Another major change in Canada's energy policy in the 1990s was that it began to pay attention to environmental and climate change issues, signed the Kyoto Protocol, implemented the sustainable development strategy, and encouraged the development of alternative energy sources and energy conservation. Canada is the seventh largest consumer of basic energy in the world, with per capita energy consumption and carbon dioxide emissions in the forefront of the world, and the energy industry accounts for 80% of carbon dioxide emissions. In the face of increasingly serious air pollution and climate change, Canada's social and environmental responsibilities in the world have increased. The government signed and ratified the Kyoto Protocol, with the goal of reducing carbon dioxide emissions by 5.2% from the level of 1990 by 2008-20 12. However, since Canada signed the Kyoto Protocol, there have been voices of opposition in China (mainly from the western energy industry), believing that this will make Canada's energy industry lose its competitive advantage. At present, the attitude of the new Conservative government towards the Kyoto Protocol has also wavered, saying that the government is discussing new methods and policies to deal with environmental pollution and climate change. In the 1990s, the Canadian government began to implement the sustainable development plan in the field of natural resources, and promulgated a series of very strict standards and regulations for environmental protection and energy conservation, and at the same time gave financial and tax policy support to the development of alternative energy.

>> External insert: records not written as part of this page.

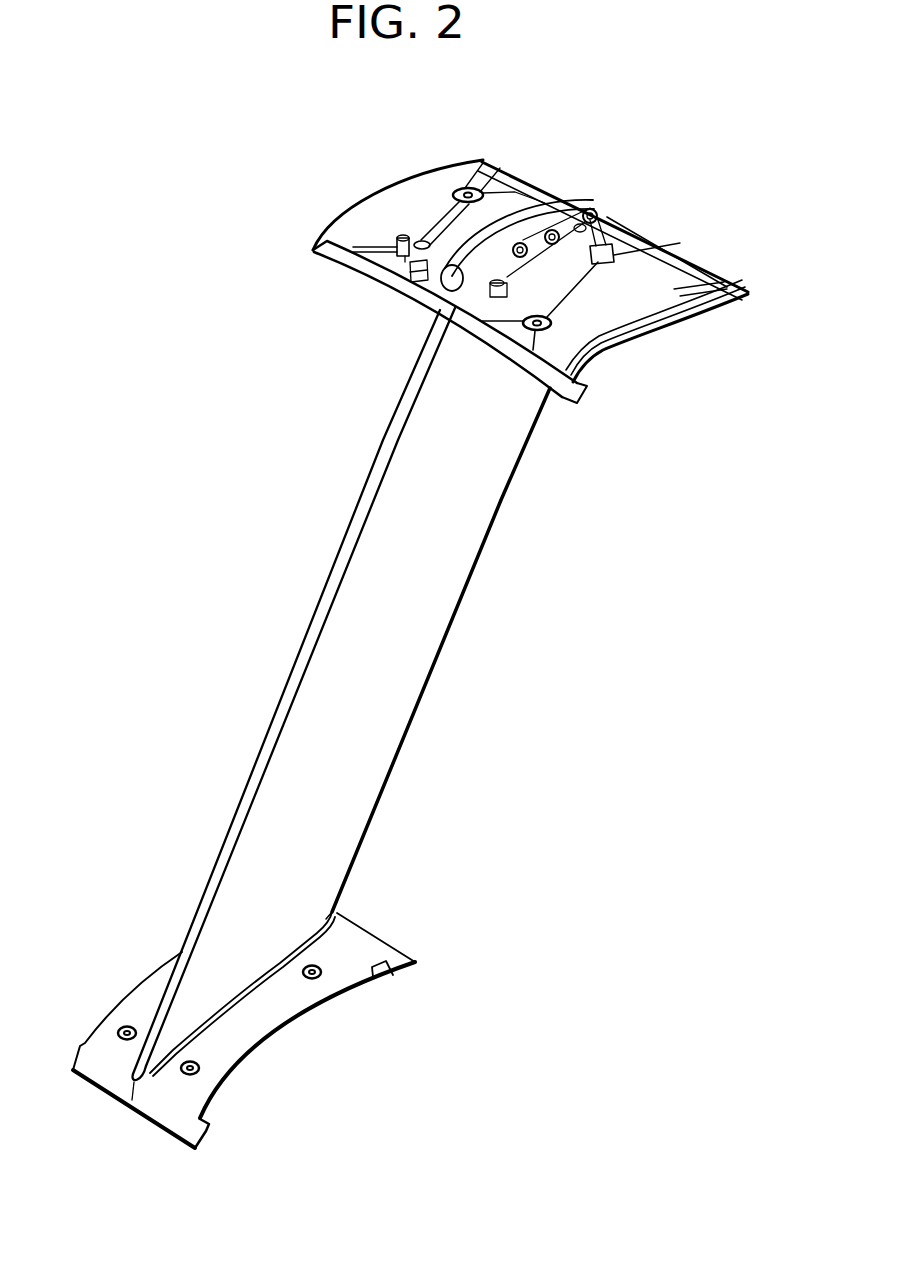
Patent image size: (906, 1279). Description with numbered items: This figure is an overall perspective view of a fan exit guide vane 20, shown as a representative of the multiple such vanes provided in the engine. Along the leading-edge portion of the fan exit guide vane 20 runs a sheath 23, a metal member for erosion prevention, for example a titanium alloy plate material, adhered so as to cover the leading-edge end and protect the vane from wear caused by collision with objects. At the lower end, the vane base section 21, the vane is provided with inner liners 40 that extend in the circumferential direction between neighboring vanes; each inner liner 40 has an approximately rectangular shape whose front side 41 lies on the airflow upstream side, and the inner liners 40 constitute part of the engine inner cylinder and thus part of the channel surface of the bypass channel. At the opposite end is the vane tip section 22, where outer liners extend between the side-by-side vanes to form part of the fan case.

The fan exit guide vane 20 is at (457, 611).
The vane base section 21 is at (307, 947).
The vane tip section 22 is at (492, 227).
The sheath 23 is at (343, 557).
The inner liner 40 is at (150, 987).
The front side 41 is at (373, 282).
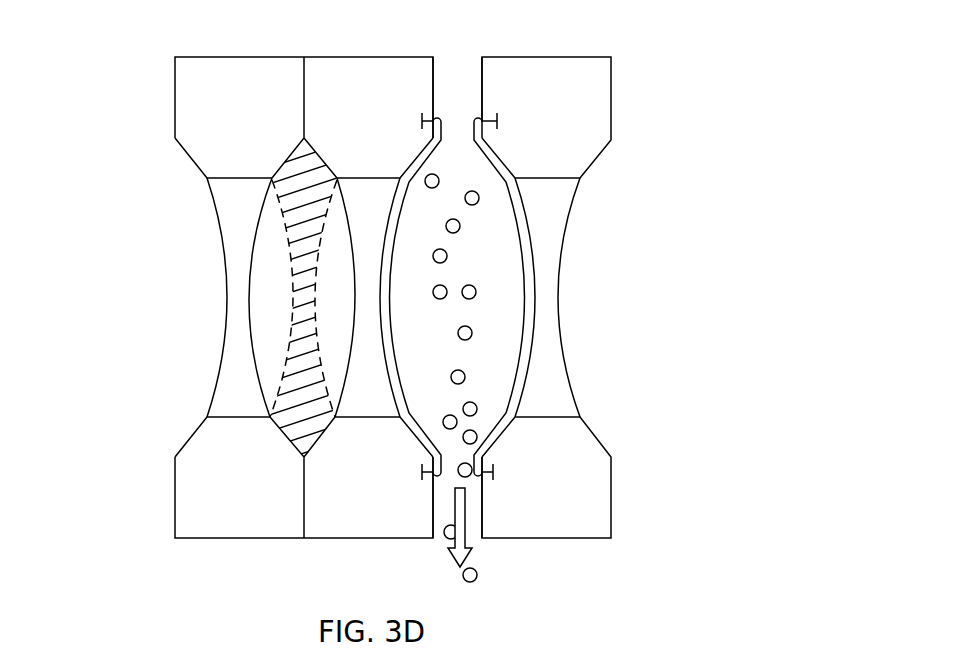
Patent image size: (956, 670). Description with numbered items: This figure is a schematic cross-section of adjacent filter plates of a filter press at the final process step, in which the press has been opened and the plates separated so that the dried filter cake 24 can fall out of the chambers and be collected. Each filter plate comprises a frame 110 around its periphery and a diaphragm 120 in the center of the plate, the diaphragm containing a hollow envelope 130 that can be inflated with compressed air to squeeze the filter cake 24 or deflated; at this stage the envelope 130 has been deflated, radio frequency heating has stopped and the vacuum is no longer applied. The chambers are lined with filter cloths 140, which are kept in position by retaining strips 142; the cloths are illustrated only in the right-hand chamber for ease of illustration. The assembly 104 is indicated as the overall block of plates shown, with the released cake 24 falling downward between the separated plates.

The nozzle die assembly 104 is at (120, 98).
The frame 110 is at (202, 152).
The diaphragm 120 is at (223, 348).
The hollow envelope 130 is at (233, 372).
The filter cloths 140 is at (515, 222).
The retaining strips 142 is at (498, 116).
The filter cake 24 is at (467, 331).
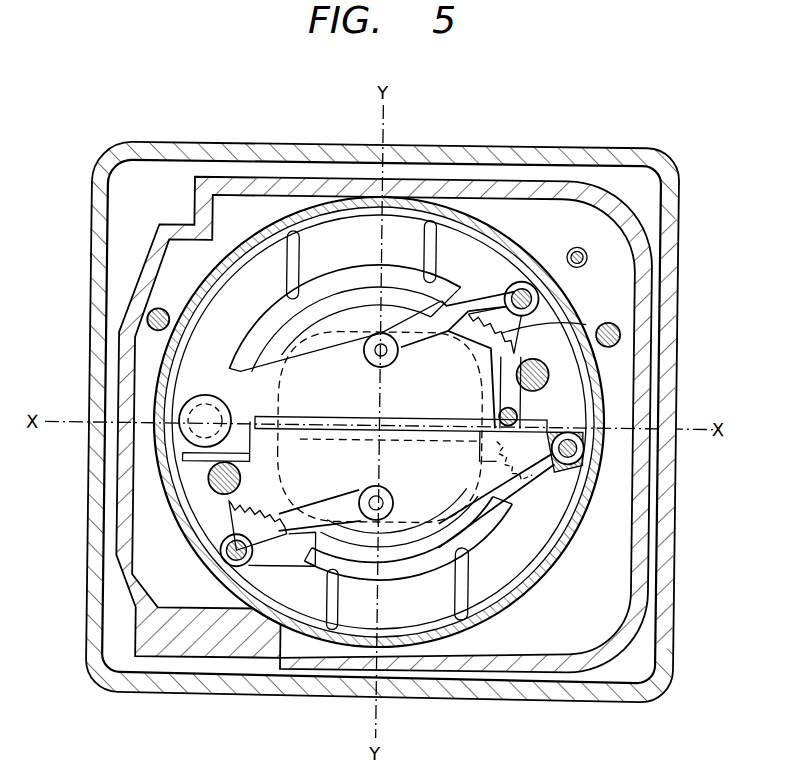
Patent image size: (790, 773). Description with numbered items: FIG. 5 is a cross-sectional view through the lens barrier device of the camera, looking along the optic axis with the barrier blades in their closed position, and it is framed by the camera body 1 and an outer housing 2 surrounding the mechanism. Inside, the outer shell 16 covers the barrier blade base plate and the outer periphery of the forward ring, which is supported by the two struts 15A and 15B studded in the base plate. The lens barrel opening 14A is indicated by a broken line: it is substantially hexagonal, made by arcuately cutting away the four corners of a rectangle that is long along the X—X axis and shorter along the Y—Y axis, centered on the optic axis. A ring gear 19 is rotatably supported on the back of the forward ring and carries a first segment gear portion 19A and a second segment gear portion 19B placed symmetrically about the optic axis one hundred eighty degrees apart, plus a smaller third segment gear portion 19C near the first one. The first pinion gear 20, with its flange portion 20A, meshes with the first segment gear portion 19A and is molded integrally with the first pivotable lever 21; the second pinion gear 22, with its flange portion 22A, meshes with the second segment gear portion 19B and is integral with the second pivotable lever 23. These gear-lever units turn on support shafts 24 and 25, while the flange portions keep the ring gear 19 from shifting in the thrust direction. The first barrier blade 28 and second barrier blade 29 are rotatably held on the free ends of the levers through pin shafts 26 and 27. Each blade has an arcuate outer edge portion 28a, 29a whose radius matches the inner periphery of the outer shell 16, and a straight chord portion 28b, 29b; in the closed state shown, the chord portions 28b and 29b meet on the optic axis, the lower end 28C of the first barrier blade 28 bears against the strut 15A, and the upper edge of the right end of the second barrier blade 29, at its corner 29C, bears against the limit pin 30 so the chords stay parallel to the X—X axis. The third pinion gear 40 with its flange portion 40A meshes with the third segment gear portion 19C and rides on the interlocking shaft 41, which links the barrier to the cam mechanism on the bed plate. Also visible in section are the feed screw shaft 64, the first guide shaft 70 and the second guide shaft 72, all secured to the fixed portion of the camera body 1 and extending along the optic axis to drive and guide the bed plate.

The camera body 1 is at (192, 202).
The casing 2 is at (236, 147).
The lens barrel opening 14A is at (300, 372).
The strut 15A is at (209, 483).
The strut 15B is at (549, 372).
The outer shell 16 is at (525, 600).
The ring gear 19 is at (495, 522).
The first segment gear portion 19A is at (470, 375).
The second segment gear portion 19B is at (268, 492).
The third segment gear portion 19C is at (500, 446).
The first pinion gear 20 is at (568, 320).
The flange portion 20A is at (577, 330).
The first pivotable lever 21 is at (460, 292).
The second pinion gear 22 is at (240, 520).
The flange portion 22A is at (178, 530).
The second pivotable lever 23 is at (290, 573).
The support shaft 24 is at (500, 292).
The support shaft 25 is at (222, 583).
The pin shaft 26 is at (390, 362).
The pin shaft 27 is at (205, 397).
The first barrier blade 28 is at (238, 362).
The outer edge portion 28a is at (350, 323).
The chord portion 28b is at (368, 432).
The lower end 28C is at (185, 459).
The second barrier blade 29 is at (500, 470).
The outer edge portion 29a is at (405, 540).
The chord portion 29b is at (325, 418).
The blade tab 29C is at (528, 430).
The limit pin 30 is at (498, 410).
The third pinion gear 40 is at (520, 470).
The flange portion 40A is at (560, 470).
The interlocking shaft 41 is at (584, 450).
The feed screw shaft 64 is at (575, 245).
The first guide shaft 70 is at (160, 311).
The second guide shaft 72 is at (608, 319).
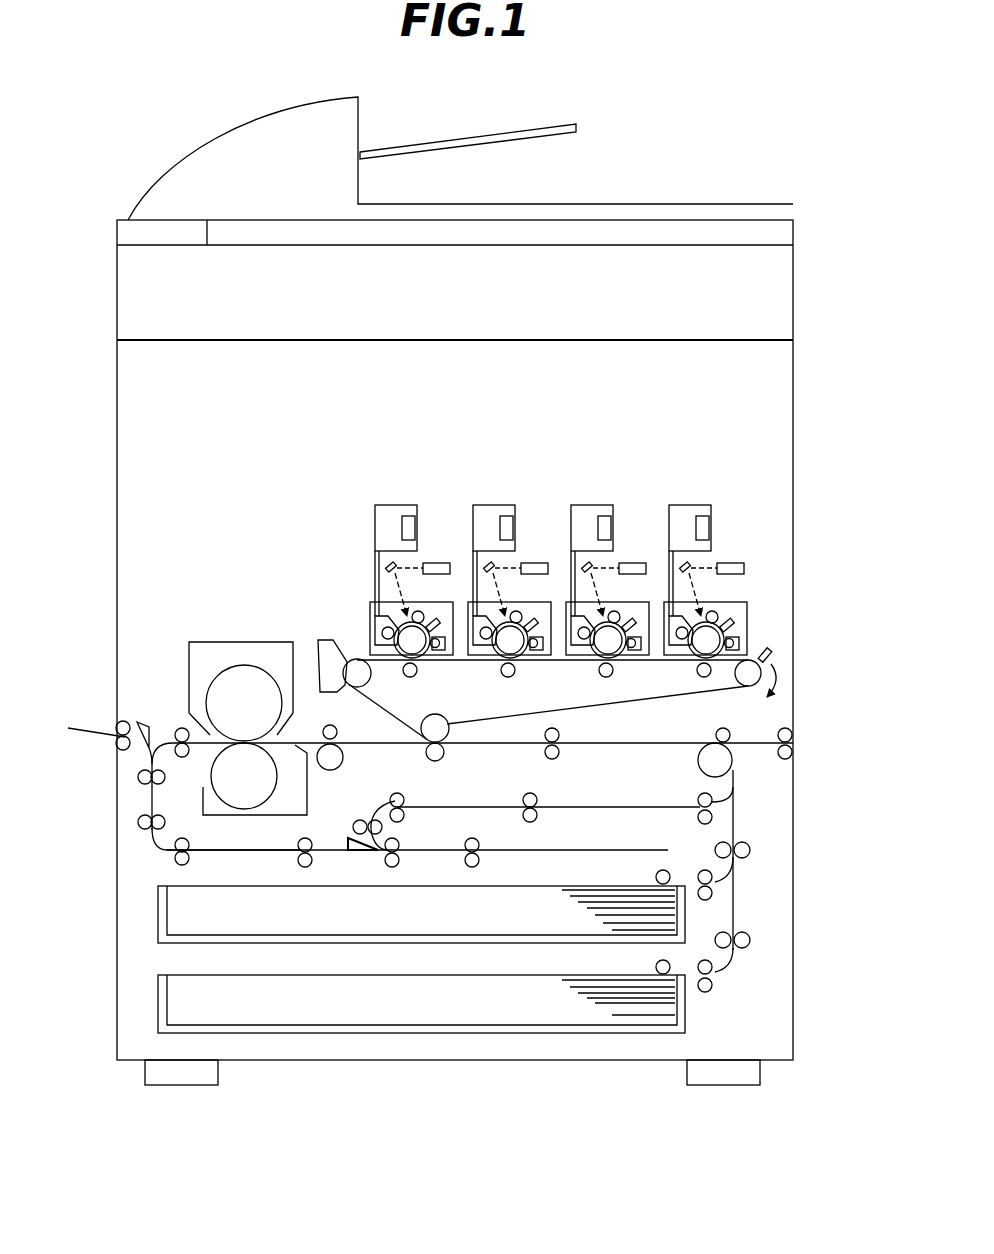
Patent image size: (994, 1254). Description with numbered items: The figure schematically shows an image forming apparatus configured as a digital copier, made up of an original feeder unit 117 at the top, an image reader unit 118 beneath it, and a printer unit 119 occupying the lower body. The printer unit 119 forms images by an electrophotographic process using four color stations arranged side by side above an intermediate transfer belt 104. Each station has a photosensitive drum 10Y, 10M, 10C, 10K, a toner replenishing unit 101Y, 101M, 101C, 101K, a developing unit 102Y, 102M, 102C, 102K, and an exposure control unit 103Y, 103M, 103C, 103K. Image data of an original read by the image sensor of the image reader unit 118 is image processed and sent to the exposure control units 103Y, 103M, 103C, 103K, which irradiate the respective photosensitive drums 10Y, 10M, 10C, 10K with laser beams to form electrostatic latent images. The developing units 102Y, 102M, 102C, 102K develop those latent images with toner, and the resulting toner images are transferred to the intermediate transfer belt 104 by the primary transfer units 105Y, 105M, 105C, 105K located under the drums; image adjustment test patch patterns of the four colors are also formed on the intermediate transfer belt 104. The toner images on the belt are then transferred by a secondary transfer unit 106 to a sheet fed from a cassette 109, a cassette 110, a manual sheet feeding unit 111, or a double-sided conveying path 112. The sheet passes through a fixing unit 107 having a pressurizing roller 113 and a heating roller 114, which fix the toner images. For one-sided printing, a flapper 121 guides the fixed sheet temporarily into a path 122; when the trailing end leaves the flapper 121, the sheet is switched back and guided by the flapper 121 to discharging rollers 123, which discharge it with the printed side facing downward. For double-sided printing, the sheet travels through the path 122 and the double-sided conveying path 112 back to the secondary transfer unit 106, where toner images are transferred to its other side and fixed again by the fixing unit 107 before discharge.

The photosensitive drum 10Y is at (407, 647).
The photosensitive drum 10M is at (505, 647).
The photosensitive drum 10C is at (610, 650).
The photosensitive drum 10K is at (718, 634).
The toner replenishing unit 101Y is at (382, 505).
The toner replenishing unit 101M is at (487, 505).
The toner replenishing unit 101C is at (588, 505).
The toner replenishing unit 101K is at (690, 505).
The developing unit 102Y is at (373, 623).
The developing unit 102M is at (478, 628).
The developing unit 102C is at (576, 628).
The developing unit 102K is at (674, 628).
The exposure control unit 103Y is at (430, 563).
The exposure control unit 103M is at (528, 563).
The exposure control unit 103C is at (626, 563).
The exposure control unit 103K is at (735, 563).
The intermediate transfer belt 104 is at (730, 700).
The primary transfer unit 105Y is at (423, 667).
The primary transfer unit 105M is at (521, 667).
The primary transfer unit 105C is at (618, 668).
The primary transfer unit 105K is at (720, 668).
The secondary transfer unit 106 is at (420, 751).
The fixing unit 107 is at (227, 642).
The cassette 109 is at (158, 1005).
The cassette 110 is at (158, 915).
The manual sheet feeding unit 111 is at (797, 746).
The double-sided conveying path 112 is at (572, 808).
The pressurizing roller 113 is at (230, 684).
The heating roller 114 is at (222, 772).
The original feeder unit 117 is at (795, 213).
The image reader unit 118 is at (795, 292).
The printer unit 119 is at (795, 423).
The flapper 121 is at (148, 722).
The path 122 is at (220, 853).
The discharging rollers 123 is at (127, 752).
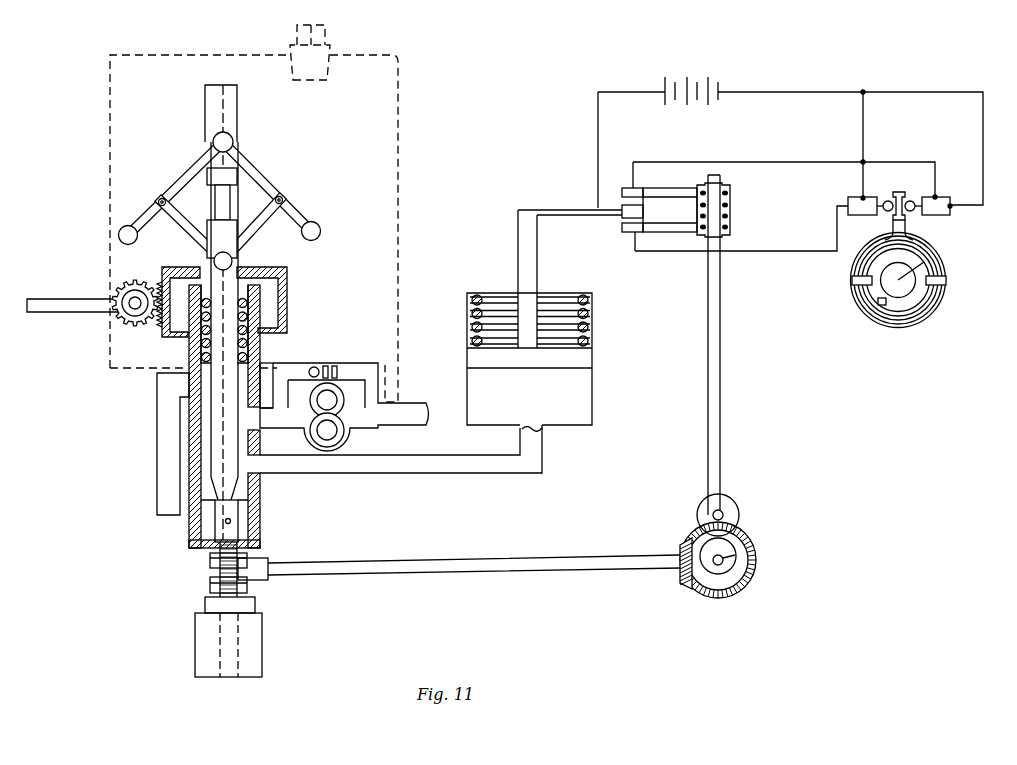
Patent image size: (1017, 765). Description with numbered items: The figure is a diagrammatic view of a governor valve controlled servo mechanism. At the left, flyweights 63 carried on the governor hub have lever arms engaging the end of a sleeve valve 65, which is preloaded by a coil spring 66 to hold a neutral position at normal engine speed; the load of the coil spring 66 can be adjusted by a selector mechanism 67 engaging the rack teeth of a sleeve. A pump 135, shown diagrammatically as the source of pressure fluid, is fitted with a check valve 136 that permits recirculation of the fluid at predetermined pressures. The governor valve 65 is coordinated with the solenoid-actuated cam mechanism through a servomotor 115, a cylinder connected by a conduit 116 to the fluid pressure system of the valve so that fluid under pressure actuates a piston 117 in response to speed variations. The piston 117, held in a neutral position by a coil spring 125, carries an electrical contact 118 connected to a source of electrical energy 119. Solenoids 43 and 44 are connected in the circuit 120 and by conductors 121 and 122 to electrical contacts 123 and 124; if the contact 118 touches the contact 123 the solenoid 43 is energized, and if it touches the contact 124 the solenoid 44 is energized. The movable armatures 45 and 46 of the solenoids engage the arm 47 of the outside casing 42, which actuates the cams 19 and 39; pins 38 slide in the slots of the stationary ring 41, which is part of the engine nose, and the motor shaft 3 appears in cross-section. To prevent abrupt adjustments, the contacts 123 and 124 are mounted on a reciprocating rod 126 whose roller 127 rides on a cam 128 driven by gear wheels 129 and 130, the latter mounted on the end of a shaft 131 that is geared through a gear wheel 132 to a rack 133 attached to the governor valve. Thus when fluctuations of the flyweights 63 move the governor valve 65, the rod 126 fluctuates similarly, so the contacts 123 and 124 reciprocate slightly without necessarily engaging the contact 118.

The flyweights 63 is at (319, 227).
The selector mechanism 67 is at (124, 325).
The coil spring 66 is at (262, 344).
The sleeve valve 65 is at (208, 444).
The pump 135 is at (366, 432).
The check valve 136 is at (318, 367).
The conduit 116 is at (474, 470).
The servomotor 115 is at (594, 376).
The piston 117 is at (524, 370).
The coil spring 125 is at (592, 327).
The electrical contact 118 is at (573, 214).
The electrical contact 123 is at (633, 187).
The electrical contact 124 is at (628, 233).
The source of electrical energy 119 is at (714, 77).
The circuit 120 is at (918, 90).
The conductor 121 is at (783, 162).
The conductor 122 is at (770, 251).
The solenoid 44 is at (862, 216).
The solenoid 43 is at (944, 216).
The movable armature 46 is at (884, 200).
The movable armature 45 is at (915, 199).
The arm 47 is at (906, 220).
The cam 19 is at (890, 327).
The outside casing 42 is at (940, 308).
The stationary ring 41 is at (910, 318).
The motor shaft 3 is at (936, 264).
The pins 38 is at (948, 281).
The cam 39 is at (880, 304).
The reciprocating rod 126 is at (726, 445).
The roller 127 is at (743, 515).
The cam 128 is at (751, 547).
The gear wheel 129 is at (700, 596).
The gear wheel 130 is at (679, 578).
The shaft 131 is at (403, 577).
The gear wheel 132 is at (210, 557).
The rack 133 is at (210, 582).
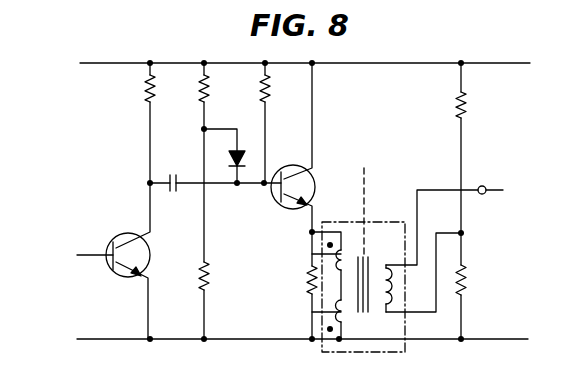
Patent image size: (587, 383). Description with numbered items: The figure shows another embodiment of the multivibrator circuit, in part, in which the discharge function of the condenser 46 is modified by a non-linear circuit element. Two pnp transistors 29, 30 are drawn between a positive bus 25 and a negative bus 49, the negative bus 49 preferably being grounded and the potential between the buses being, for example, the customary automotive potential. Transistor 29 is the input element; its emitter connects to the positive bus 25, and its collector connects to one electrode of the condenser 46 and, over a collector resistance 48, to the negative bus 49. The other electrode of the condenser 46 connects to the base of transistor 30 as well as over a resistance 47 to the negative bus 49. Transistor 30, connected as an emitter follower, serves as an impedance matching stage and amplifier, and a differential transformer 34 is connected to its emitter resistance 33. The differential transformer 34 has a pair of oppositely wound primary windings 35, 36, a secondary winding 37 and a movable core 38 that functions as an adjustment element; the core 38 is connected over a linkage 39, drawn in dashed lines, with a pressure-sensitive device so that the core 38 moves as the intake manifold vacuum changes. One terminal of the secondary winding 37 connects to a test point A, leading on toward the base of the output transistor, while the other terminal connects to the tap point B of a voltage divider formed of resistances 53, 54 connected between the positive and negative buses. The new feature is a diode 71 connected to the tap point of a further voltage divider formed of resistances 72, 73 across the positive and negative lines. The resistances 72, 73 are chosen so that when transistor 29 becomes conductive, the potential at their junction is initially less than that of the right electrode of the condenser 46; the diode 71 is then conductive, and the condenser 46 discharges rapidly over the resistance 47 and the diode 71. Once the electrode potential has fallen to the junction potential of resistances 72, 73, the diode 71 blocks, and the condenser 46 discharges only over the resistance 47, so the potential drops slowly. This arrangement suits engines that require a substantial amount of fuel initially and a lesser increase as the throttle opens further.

To sum up, the evolution of Canadian government's energy policy has gone through several stages: development in the 1960s, national security in the early 1970s and 1980s, market prosperity after the mid-1980s, and environmental protection since the 1990s. However, the sensitive issue of ownership and control of energy resources runs through the whole process of energy policy formulation, during which foreign governments and capitals wrestle with Canadian governments and enterprises and domestic politics.